Documentary focuses on soldier's recovery as quadruple amputee
The Fayetteville Observer, N.C.
If all goes as planned, Staff Sgt. Travis Mills will watch a documentary in a Fayetteville theater this evening.
And when the credits roll, Mills, the star of the film, will stand and shake the hands of everyone who watched alongside him.
Mills admits that this simple act would have seemed impossible during the beginning of his stay at Walter Reed Medical Center in Washington, D.C.
Mills, a soldier with the 82nd Airborne Division, was critically injured by an improvised explosive device on April 10, 2012, in Afghanistan.
The blast destroyed parts of Mills' arms and legs, and he became just the fifth quadruple amputee from the wars in Iraq and Afghanistan to survive his injuries.
"Travis: A Soldier's Story" will examine those injuries and Mill's path to rehabilitation.
The hour-long feature film will premiere in Fayetteville at the Carmike 12 in Westwood Shopping Center. It is produced by the nonprofit organization Fotolanthropy.
Mills, who is attached to a Wounded Warrior Battalion at Walter Reed until he retires from the military next month, traveled to Fayetteville for the premiere.
He expects to see many familiar faces, in particular his battle buddies from the 4th Brigade Combat Team.
"Fort Bragg is where I grew up," Mills said. "I came here when I was 18 and spent 6 1/2years here before I was injured.
"It will always hold a special place in my heart."
Mills, his wife, Kelsey, and their daughter - now 2 years old - lived in Raeford while he was stationed at Fort Bragg.
That's where filmmakers Katie Norris and Jonathon Link first met Mills last fall.
The pair traveled as part of Norris' Fotolanthropy - an organization that creates short, 10-minute films "to capture inspiring true stories of families or individuals that have faced hard times."
"Our focus is finding these everyday heroes," Norris said. "His story, it was just really moving to me."
Norris said she was nervous when she first met Mills, but he quickly put her at ease - even offering a "fist bump" at their first meeting.
That day, the family filmed at Fort Bragg's Mott Lake, and Norris said she quickly realized that she wanted to make more than a short film.
"You could just see his big personality," she said. "It was moving. He has gone through so much.

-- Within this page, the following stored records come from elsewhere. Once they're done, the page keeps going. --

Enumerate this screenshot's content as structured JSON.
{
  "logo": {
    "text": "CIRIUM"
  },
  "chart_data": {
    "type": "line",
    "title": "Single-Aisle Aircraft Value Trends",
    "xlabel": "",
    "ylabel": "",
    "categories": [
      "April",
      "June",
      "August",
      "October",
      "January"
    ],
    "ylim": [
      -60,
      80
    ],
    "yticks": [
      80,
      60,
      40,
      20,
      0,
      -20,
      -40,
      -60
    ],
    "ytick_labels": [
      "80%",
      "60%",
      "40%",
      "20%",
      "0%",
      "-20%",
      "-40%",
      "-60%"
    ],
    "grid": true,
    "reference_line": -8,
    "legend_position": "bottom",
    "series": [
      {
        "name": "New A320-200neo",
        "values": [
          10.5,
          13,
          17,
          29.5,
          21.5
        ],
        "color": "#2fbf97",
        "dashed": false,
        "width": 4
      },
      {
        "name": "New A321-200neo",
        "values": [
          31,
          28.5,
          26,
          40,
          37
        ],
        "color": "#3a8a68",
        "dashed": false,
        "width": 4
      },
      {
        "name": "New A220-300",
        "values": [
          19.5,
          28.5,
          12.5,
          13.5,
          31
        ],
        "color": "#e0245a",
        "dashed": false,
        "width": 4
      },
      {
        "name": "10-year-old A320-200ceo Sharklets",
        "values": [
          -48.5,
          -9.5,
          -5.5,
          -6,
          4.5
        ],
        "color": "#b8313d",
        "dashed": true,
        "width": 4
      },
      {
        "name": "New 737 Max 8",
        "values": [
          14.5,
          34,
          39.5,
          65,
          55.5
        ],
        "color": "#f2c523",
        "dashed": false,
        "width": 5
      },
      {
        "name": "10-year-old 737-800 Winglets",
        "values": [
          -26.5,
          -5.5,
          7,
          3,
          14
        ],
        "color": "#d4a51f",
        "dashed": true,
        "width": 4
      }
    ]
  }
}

It's inspiring."
"Travis: A Soldier's Story" begins with a picture of Mills before the injuries.
Later in the film, and with the help of special effects makeup artists, a re-enactment of the blast is portrayed by Mills and his real-life rescuers, combat medics Sgt. Daniel Bateson and Sgt. Alexander Voyce and soldiers Ryan Theriot and Brandon Fessey, who also were injured in the blast.
Mills said that scene could be difficult for some to watch, but that it doesn't bother him.
"I've already been through it," he said. "It's cool. I know the ending."
Using home videos shot on Kelsey's cellphone, the movie follows the Mills family as Travis gets his first artificial hand and learns to walk again.
"I'm getting better every day," Mills said.
Mills said he is impressed with the finished product, but he doesn't feel like a movie star.
It's all true, he said, and he wants viewers to focus on his recovery, he said, not his injuries.
"I don't want to worry people. I don't want soldiers thinking it will happen to them," he said.
Norris said the film shows courage and confidence, an attitude Mills said he developed after being visited by another quadruple amputee in Walter Reed.
Marine Todd Nicely was not only walking, but was able to grab a can of soda in Mills' room.
"I asked how he did that and he told me 'With time, it all gets better,' " Mills said. "I thought, 'If he can do it, why can't I?' "
Today, Mills is self-sufficient. He can drive, shower, eat and dress himself, he said.
The movie is being shown in Fayetteville through Tugg.com, a website that allows independent movies to be shown in theaters through crowd funding.
Jerry Nance, general manager of the Carmike 12, said interest in the film has grown quickly.
Originally, the theater planned to show the film in a 139-seat auditorium, but it has had to adjust its plans three times in reaction to ticket sales.
On Wednesday, Nance said he had decided to show the film in a 250-seat auditorium and would be willing to show the movie on a second screen if needed.
"It just seems like an amazing story," Nance said. "I want to be able to seat anyone who wants to see it."
Norris said the movie would continue to be shown in theaters through Tugg.com until February or March.
The film is due to be released on DVD on the anniversary of Mills' injuries, Norris said.
As for Mills, he still has goals he's working to achieve.
His family is preparing to build a home in Maine, near a camp he developed for wounded warriors.
Mills also has his own nonprofit, the Travis Mills Foundation, which launched last month with the goal of assisting wounded and injured veterans.
Another goal, Mills said, is to participate in the 82nd Airborne Division run during next year's All American Week.
By that time, parts of Mills' brigade may be deployed again to Afghanistan.